From Chapter One of Hope Unashamed, a Coming-of-Age Romance
On this first Friday of my sophomore year, I barely looked up to receive an open bag of cheese puffs from Dennis, who’d been my main sidekick since he and I met each other back in middle school. I wouldn’t have looked up again after the Freshman Day commotion that went tearing in and out of the commons at that moment if the noise hadn’t been accompanied by the muffled sound of a female yelp.
My eyes jumped upward to peer into the crowd of students milling around, some of them apparently laughing about the stampede that had flown past, others just talking and laughing in general. Scanning toward the direction I thought I’d heard the yelp from, it took me a minute to identify who must’ve been its issuer: a girl standing alone, pushing herself away from the wall she’d likely been shoved against. She had an open cup of chocolate pudding in her hand, and some pudding was smeared over her mouth and cheek.

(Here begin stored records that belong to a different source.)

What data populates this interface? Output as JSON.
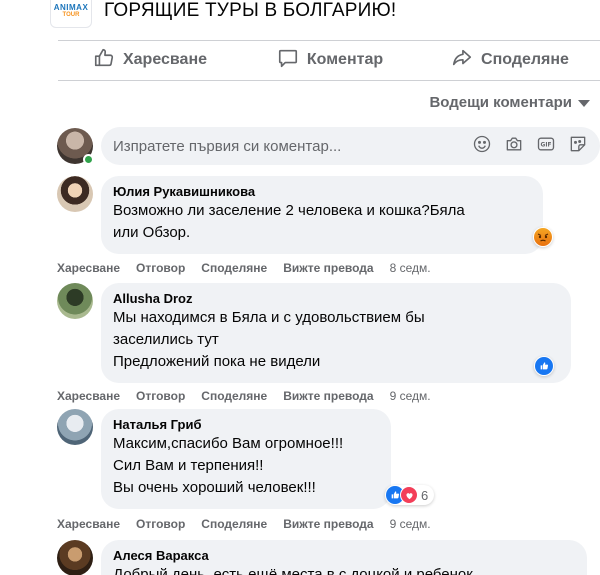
{
  "post": {
    "title": "ГОРЯЩИЕ ТУРЫ В БОЛГАРИЮ!",
    "logo_top": "ANIMAX",
    "logo_bottom": "TOUR"
  },
  "actions": {
    "like": "Харесване",
    "comment": "Коментар",
    "share": "Споделяне"
  },
  "sort": {
    "label": "Водещи коментари"
  },
  "composer": {
    "placeholder": "Изпратете първия си коментар..."
  },
  "comment_actions": {
    "like": "Харесване",
    "reply": "Отговор",
    "share": "Споделяне",
    "translate": "Вижте превода"
  },
  "comments": [
    {
      "name": "Юлия Рукавишникова",
      "lines": [
        "Возможно ли заселение 2 человека и кошка?Бяла",
        "или Обзор."
      ],
      "reaction": "angry",
      "reaction_count": "",
      "time": "8 седм."
    },
    {
      "name": "Allusha Droz",
      "lines": [
        "Мы находимся в Бяла и с удовольствием бы",
        "заселились тут",
        "Предложений пока не видели"
      ],
      "reaction": "like",
      "reaction_count": "",
      "time": "9 седм."
    },
    {
      "name": "Наталья Гриб",
      "lines": [
        "Максим,спасибо Вам огромное!!!",
        "Сил Вам и терпения!!",
        "Вы очень хороший человек!!!"
      ],
      "reaction": "like-love",
      "reaction_count": "6",
      "time": "9 седм."
    },
    {
      "name": "Алеся Варакса",
      "lines": [
        "Добрый день, есть ещё места в с доцкой и ребенок"
      ],
      "reaction": "",
      "reaction_count": "",
      "time": ""
    }
  ],
  "colors": {
    "brand_blue": "#1877f2",
    "secondary_text": "#65676b",
    "bubble_bg": "#f0f2f5",
    "online_green": "#31a24c",
    "angry_orange": "#e9710f",
    "love_red": "#f33e58"
  }
}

I sucked my teeth. “Idiots,” I muttered, handing the cheese puffs back to Dennis.
“What?” Dennis inquired, adjusting the glasses on his face as he looked up from his own reading.
“They pushed her” was the only explanation I gave as I shut my book, hoisted my backpack by the straps over my shoulders, and made my way through the throng over to the girl in the pudding predicament.
“Good morning. I’m sorry,” I greeted her with an apology to get her attention, and her eyes widened when she turned and realized I was talking to her. “I’m sorry.”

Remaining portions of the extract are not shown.